Mesenchymal stem cell (MSC) transplantation alleviates metabolic defects in diseased recipient cells by intercellular mitochondrial transport (IMT). However, the effect of host metabolic conditions on MSCs in general, and IMT in particular, has largely remained unexplored. This study has identified a molecular pathway that primarily governs the metabolic function and IMT of MSCs. We found underlying mitochondrial dysfunction, impaired mitophagy, and reduced IMT in MSCs derived from high-fat diet (HFD)-induced obese mice (MSC-Ob). Mechanistically, MSC-Ob failed to sequester their damaged mitochondria into LC3-dependent autophagosomes due to decrease in mitochondrial cardiolipin content, which we propose as a putative mitophagy receptor for LC3 in MSCs.
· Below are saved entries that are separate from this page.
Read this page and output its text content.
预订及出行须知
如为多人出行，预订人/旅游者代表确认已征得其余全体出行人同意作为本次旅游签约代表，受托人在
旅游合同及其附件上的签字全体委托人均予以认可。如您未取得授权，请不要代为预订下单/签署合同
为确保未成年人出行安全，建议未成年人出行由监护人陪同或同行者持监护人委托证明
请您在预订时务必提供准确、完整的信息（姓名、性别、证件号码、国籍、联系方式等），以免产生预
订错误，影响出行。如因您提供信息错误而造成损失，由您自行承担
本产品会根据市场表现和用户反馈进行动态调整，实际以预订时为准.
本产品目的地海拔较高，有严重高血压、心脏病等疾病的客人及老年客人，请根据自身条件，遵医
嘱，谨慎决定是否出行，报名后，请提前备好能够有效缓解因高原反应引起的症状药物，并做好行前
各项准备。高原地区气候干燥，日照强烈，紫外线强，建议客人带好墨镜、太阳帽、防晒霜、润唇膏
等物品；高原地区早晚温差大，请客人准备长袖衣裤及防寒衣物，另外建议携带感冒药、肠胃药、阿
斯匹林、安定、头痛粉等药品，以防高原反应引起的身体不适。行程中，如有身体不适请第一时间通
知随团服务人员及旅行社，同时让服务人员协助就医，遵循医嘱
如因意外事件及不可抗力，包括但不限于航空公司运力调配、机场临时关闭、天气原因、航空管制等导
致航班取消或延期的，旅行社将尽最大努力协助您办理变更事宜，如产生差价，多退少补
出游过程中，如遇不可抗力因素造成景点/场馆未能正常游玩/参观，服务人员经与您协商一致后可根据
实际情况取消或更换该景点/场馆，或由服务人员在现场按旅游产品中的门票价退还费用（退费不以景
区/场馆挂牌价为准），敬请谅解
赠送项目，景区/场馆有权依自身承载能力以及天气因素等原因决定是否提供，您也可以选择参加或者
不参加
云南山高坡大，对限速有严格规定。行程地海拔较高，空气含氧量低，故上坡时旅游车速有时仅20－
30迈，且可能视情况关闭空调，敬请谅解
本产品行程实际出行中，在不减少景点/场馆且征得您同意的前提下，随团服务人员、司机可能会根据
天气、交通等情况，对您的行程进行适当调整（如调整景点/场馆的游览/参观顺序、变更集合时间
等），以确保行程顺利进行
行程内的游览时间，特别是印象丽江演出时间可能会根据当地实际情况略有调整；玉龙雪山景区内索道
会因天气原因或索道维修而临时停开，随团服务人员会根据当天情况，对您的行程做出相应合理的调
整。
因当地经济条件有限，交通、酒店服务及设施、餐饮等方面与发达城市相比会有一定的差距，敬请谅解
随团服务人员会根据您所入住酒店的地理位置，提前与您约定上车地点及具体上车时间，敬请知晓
Functionally, MSC-Ob exhibited diminished potential to rescue metabolic deficits and cell death in stress-induced epithelial cells. In a small molecule screen, we found pyrroloquinoline quinone (PQQ) as a regulator of mitophagy and IMT. Long-term culture of MSC-Ob with PQQ (MSC-ObPQQ) restored cardiolipin content and sequestration of mitochondria to autophagosomes with concomitant activation of mitophagy. Upon co-culture, MSC-ObPQQ rescued cell death in stress-induced epithelial cells by enhancing IMT. The beneficial effect of PQQ was also evident in MSCs derived from human subjects in an in vitro model. In two independent mice models, the transplantation of MSC-ObPQQ restored IMT to airway epithelial cells, improved their mitochondrial metabolism and attenuated features of allergic airway inflammation (AAI). However, unmodulated MSC-Ob failed to do so. In summary, we uncover the molecular mechanism leading to the therapeutic decline of obese-derived MSCs and highlight the importance of pharmacological modulation of these cells for therapeutic intervention.